You might already know that the CDC recommends that everyone get screened for colorectal cancer beginning at 50, and that certain people should begin screening earlier than that (review the CDC’s Screening Guidelines to see if you are a candidate for early screening). But did you know there are proactive steps you can take to reduce your risk? The American Institute for Cancer Research recently shared an important post on the topic, which I’ve adapted here for my readers.
1. Watch Your Weight–Especially Belly Fat
Being overweight or obese has been linked to several cancers, including colorectal cancer. And research conducted by the American Institute for Cancer Research (AICR) has found that too much belly fat, regardless of weight, increases risk of colon cancer. (For REFUEL, I spent a great deal of time researching belly fat–the hard, “Buddha” belly is especially worrisome as this indicates the presence of visceral fat, an active type of fat that can disrupt hormones and further exacerbate weight gain.) If you are at an unhealthy weight, you can begin to make changes to your die that will promote weight loss. Eat more vegetables, which are rich in vitamins and nutrients, filling, and low in calories, and reduce your intake of processed carbohydrates, especially desserts and sweets. The latter are more likely to be metabolized into belly fat. Make these choices consistently and you will begin to feel your waistband loosen.
2. Minimize Red Meat Consumption (And Skip Processed Altogether)
According to AICR’s research, regularly eating high amounts of red meat and even small amounts of processed meat increases colon cancer risk; consuming processed meat increases the risk twice as much as consuming red meat. Their recommendation is to enjoy no more than 18 ounces of red meat per week. This means approximately five-six servings of lamb, pork, or beef every seven days (going meatless on Mondays should help make this easier to accomplish).
3. Go Heavy on the Garlic
While the stinking rose, as garlic is known, might not be the best for your breath,when eaten regularly it can help reduce your risk for colorectal cancer. (I’ve written a love letter to garlic before–who doesn’t love an edible bulb that has been used as culinary medicine for centuries?) Use minced, pressed, or chopped garlic to boost the flavor of stir-fries and stews, or try it in my Garlicky Orzo or Roasted Chicken with Lemon and Garlic Juices.

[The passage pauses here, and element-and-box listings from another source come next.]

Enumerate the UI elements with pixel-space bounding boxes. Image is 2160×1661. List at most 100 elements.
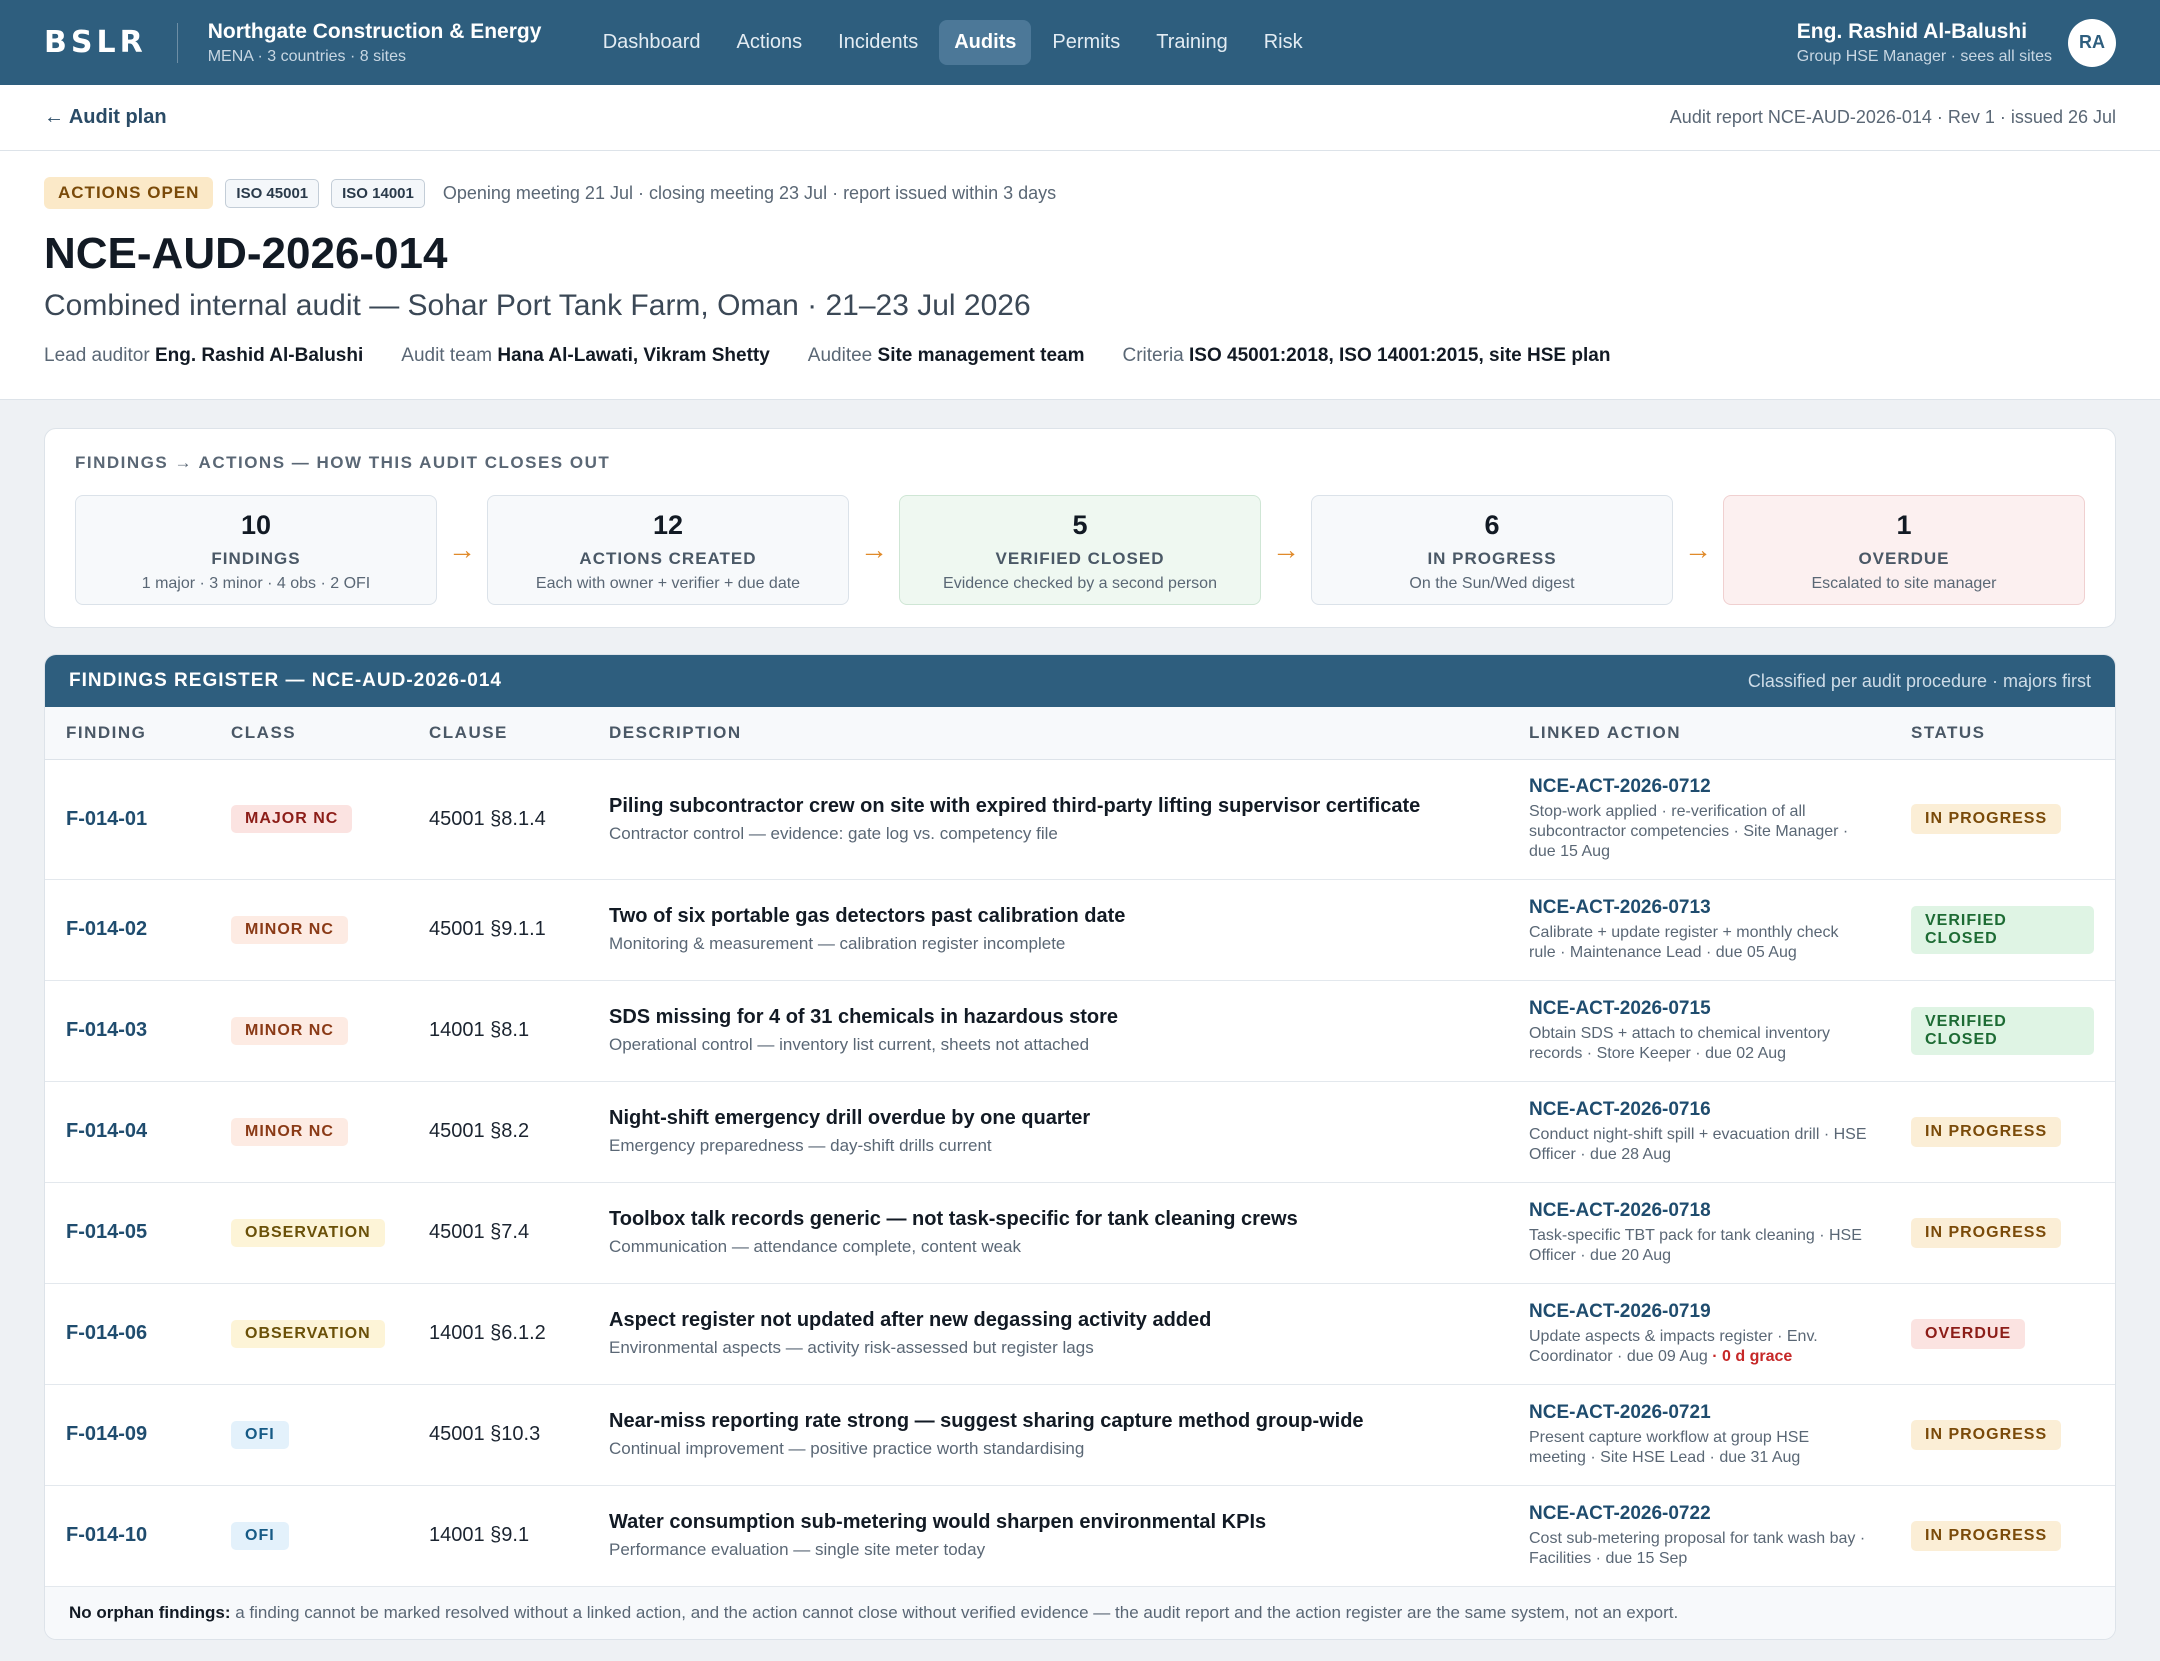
action-detail: Present capture workflow at group HSE me…	[1529, 1428, 1869, 1468]
iso-14001-tag: ISO 14001	[331, 178, 425, 208]
finding-detail: Performance evaluation — single site met…	[609, 1540, 986, 1559]
finding-id-link[interactable]: F-014-09	[66, 1423, 147, 1445]
finding-id-link[interactable]: F-014-10	[66, 1524, 147, 1546]
step-findings[interactable]: 10 FINDINGS 1 major · 3 minor · 4 obs · …	[75, 495, 437, 605]
action-summary: Conduct night-shift spill + evacuation d…	[1529, 1125, 1867, 1163]
auditee-label: Auditee	[807, 345, 873, 366]
class-badge: MINOR NC	[231, 915, 348, 944]
action-id-link[interactable]: NCE-ACT-2026-0713	[1529, 897, 1869, 919]
table-row[interactable]: F-014-03 MINOR NC 14001 §8.1 SDS missing fo…	[45, 980, 2115, 1082]
linked-action-cell: NCE-ACT-2026-0719 Update aspects & impact…	[1508, 1283, 1890, 1385]
action-detail: Update aspects & impacts register · Env.…	[1529, 1327, 1869, 1367]
nav-actions[interactable]: Actions	[722, 20, 818, 65]
finding-title: Two of six portable gas detectors past c…	[609, 905, 1126, 927]
nav-training[interactable]: Training	[1141, 20, 1243, 65]
linked-action-cell: NCE-ACT-2026-0721 Present capture workflo…	[1508, 1384, 1890, 1486]
action-id-link[interactable]: NCE-ACT-2026-0716	[1529, 1099, 1869, 1121]
table-row[interactable]: F-014-02 MINOR NC 45001 §9.1.1 Two of six p…	[45, 879, 2115, 981]
status-cell: OVERDUE	[1890, 1283, 2115, 1385]
back-to-audit-plan-link[interactable]: ← Audit plan	[44, 106, 167, 129]
action-id-link[interactable]: NCE-ACT-2026-0721	[1529, 1402, 1869, 1424]
clause-ref: 45001 §8.2	[429, 1120, 530, 1142]
audit-team: Audit team Hana Al-Lawati, Vikram Shetty	[401, 345, 770, 367]
finding-id-link[interactable]: F-014-03	[66, 1019, 147, 1041]
org-switcher[interactable]: Northgate Construction & Energy MENA · 3…	[178, 20, 582, 66]
finding-cell: F-014-02	[45, 879, 210, 981]
col-finding[interactable]: FINDING	[45, 707, 210, 760]
top-bar: BSLR Northgate Construction & Energy MEN…	[0, 0, 2160, 85]
status-cell: IN PROGRESS	[1890, 759, 2115, 880]
finding-id-link[interactable]: F-014-06	[66, 1322, 147, 1344]
description-cell: Aspect register not updated after new de…	[588, 1283, 1508, 1385]
meeting-schedule: Opening meeting 21 Jul · closing meeting…	[442, 182, 1057, 203]
action-id-link[interactable]: NCE-ACT-2026-0718	[1529, 1200, 1869, 1222]
avatar[interactable]: RA	[2068, 18, 2116, 67]
table-row[interactable]: F-014-04 MINOR NC 45001 §8.2 Night-shift em…	[45, 1081, 2115, 1183]
page-title: NCE-AUD-2026-014	[44, 229, 448, 278]
status-badge: IN PROGRESS	[1911, 1217, 2062, 1248]
step-detail: On the Sun/Wed digest	[1409, 575, 1575, 592]
finding-detail: Continual improvement — positive practic…	[609, 1439, 1085, 1458]
action-id-link[interactable]: NCE-ACT-2026-0715	[1529, 998, 1869, 1020]
grace-indicator: · 0 d grace	[1707, 1347, 1793, 1365]
status-badge: VERIFIED CLOSED	[1911, 905, 2094, 954]
action-id-link[interactable]: NCE-ACT-2026-0712	[1529, 776, 1869, 798]
user-menu[interactable]: Eng. Rashid Al-Balushi Group HSE Manager…	[1797, 18, 2116, 67]
nav-permits[interactable]: Permits	[1037, 20, 1135, 65]
step-actions-created[interactable]: 12 ACTIONS CREATED Each with owner + ver…	[487, 495, 849, 605]
step-overdue[interactable]: 1 OVERDUE Escalated to site manager	[1723, 495, 2085, 605]
app-logo[interactable]: BSLR	[44, 22, 178, 63]
nav-risk[interactable]: Risk	[1249, 20, 1318, 65]
step-verified-closed[interactable]: 5 VERIFIED CLOSED Evidence checked by a …	[899, 495, 1261, 605]
nav-dashboard[interactable]: Dashboard	[588, 20, 716, 65]
col-description[interactable]: DESCRIPTION	[588, 707, 1508, 760]
col-class[interactable]: CLASS	[210, 707, 408, 760]
org-scope: MENA · 3 countries · 8 sites	[207, 47, 406, 65]
step-detail: 1 major · 3 minor · 4 obs · 2 OFI	[141, 575, 371, 592]
action-id-link[interactable]: NCE-ACT-2026-0722	[1529, 1503, 1869, 1525]
step-count: 5	[1072, 510, 1088, 540]
action-summary: Obtain SDS + attach to chemical inventor…	[1529, 1024, 1831, 1062]
finding-id-link[interactable]: F-014-04	[66, 1120, 147, 1142]
status-badge: VERIFIED CLOSED	[1911, 1006, 2094, 1055]
finding-id-link[interactable]: F-014-01	[66, 808, 147, 830]
step-label: VERIFIED CLOSED	[995, 549, 1165, 568]
table-row[interactable]: F-014-05 OBSERVATION 45001 §7.4 Toolbox tal…	[45, 1182, 2115, 1284]
finding-cell: F-014-10	[45, 1485, 210, 1587]
finding-detail: Communication — attendance complete, con…	[609, 1237, 1022, 1256]
criteria: Criteria ISO 45001:2018, ISO 14001:2015,…	[1123, 345, 1611, 367]
status-cell: IN PROGRESS	[1890, 1384, 2115, 1486]
finding-cell: F-014-06	[45, 1283, 210, 1385]
clause-cell: 14001 §6.1.2	[408, 1283, 588, 1385]
table-row[interactable]: F-014-09 OFI 45001 §10.3 Near-miss reportin…	[45, 1384, 2115, 1486]
status-cell: IN PROGRESS	[1890, 1081, 2115, 1183]
register-title: FINDINGS REGISTER — NCE-AUD-2026-014	[69, 670, 502, 691]
sub-header: ← Audit plan Audit report NCE-AUD-2026-0…	[0, 85, 2160, 151]
action-id-link[interactable]: NCE-ACT-2026-0719	[1529, 1301, 1869, 1323]
step-detail: Each with owner + verifier + due date	[535, 575, 801, 592]
col-clause[interactable]: CLAUSE	[408, 707, 588, 760]
class-cell: OBSERVATION	[210, 1182, 408, 1284]
description-cell: Night-shift emergency drill overdue by o…	[588, 1081, 1508, 1183]
col-status[interactable]: STATUS	[1890, 707, 2115, 760]
finding-id-link[interactable]: F-014-05	[66, 1221, 147, 1243]
table-row[interactable]: F-014-06 OBSERVATION 14001 §6.1.2 Aspect re…	[45, 1283, 2115, 1385]
arrow-right-icon: →	[1272, 534, 1300, 565]
nav-audits[interactable]: Audits	[939, 20, 1032, 65]
table-row[interactable]: F-014-01 MAJOR NC 45001 §8.1.4 Piling subco…	[45, 759, 2115, 880]
clause-ref: 45001 §7.4	[429, 1221, 530, 1243]
finding-id-link[interactable]: F-014-02	[66, 918, 147, 940]
class-badge: MINOR NC	[231, 1016, 348, 1045]
col-linked-action[interactable]: LINKED ACTION	[1508, 707, 1890, 760]
status-cell: IN PROGRESS	[1890, 1182, 2115, 1284]
status-badge: OVERDUE	[1911, 1318, 2026, 1349]
action-detail: Stop-work applied · re-verification of a…	[1529, 802, 1869, 862]
findings-register: FINDINGS REGISTER — NCE-AUD-2026-014 Cla…	[44, 654, 2116, 1640]
audit-team-label: Audit team	[401, 345, 493, 366]
nav-incidents[interactable]: Incidents	[823, 20, 933, 65]
table-row[interactable]: F-014-10 OFI 14001 §9.1 Water consumption s…	[45, 1485, 2115, 1587]
step-count: 6	[1484, 510, 1500, 540]
pipeline-title: FINDINGS → ACTIONS — HOW THIS AUDIT CLOS…	[75, 453, 611, 472]
step-in-progress[interactable]: 6 IN PROGRESS On the Sun/Wed digest	[1311, 495, 1673, 605]
linked-action-cell: NCE-ACT-2026-0713 Calibrate + update regi…	[1508, 879, 1890, 981]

4. Go Light on the Alcohol
While there is more proof that alcohol increases colorectal cancer risk in men than women, it’s recommended that both genders limit alcohol intake. Men should have no more than two standard drinks per day, women one. However, if your goal is to lose weight (see Step 1), you might want to consider drinking even less than that–alcohol is after all mostly empty calories.
5. Eat Good Fiber Every Day
Research has shown that for every 10 grams of fiber you eat each day, your risk of colon cancer is reduced by 10 percent. Some of my favorite fibrous foods that can also promote weight loss are: flax meal (add to smoothies or oats), steel cut oats, sprouted grain breads, berries, and apples. Cruciferous vegetables, such as broccoli, cauliflower, Brussels sprouts, and cabbage, are also high in fiber.
6. Be Active
Moderate exercise has shown to reduce the risk of colon cancer. If you can exercise outside, even better as this will also help reduce feelings of stress and anxiety. (Have you taken my Nature Quiz yet? Find out if you need more fresh-air time here.) Aim for 30 minutes of moderate exercise each day, but know that any increase in your daily activity is better than none.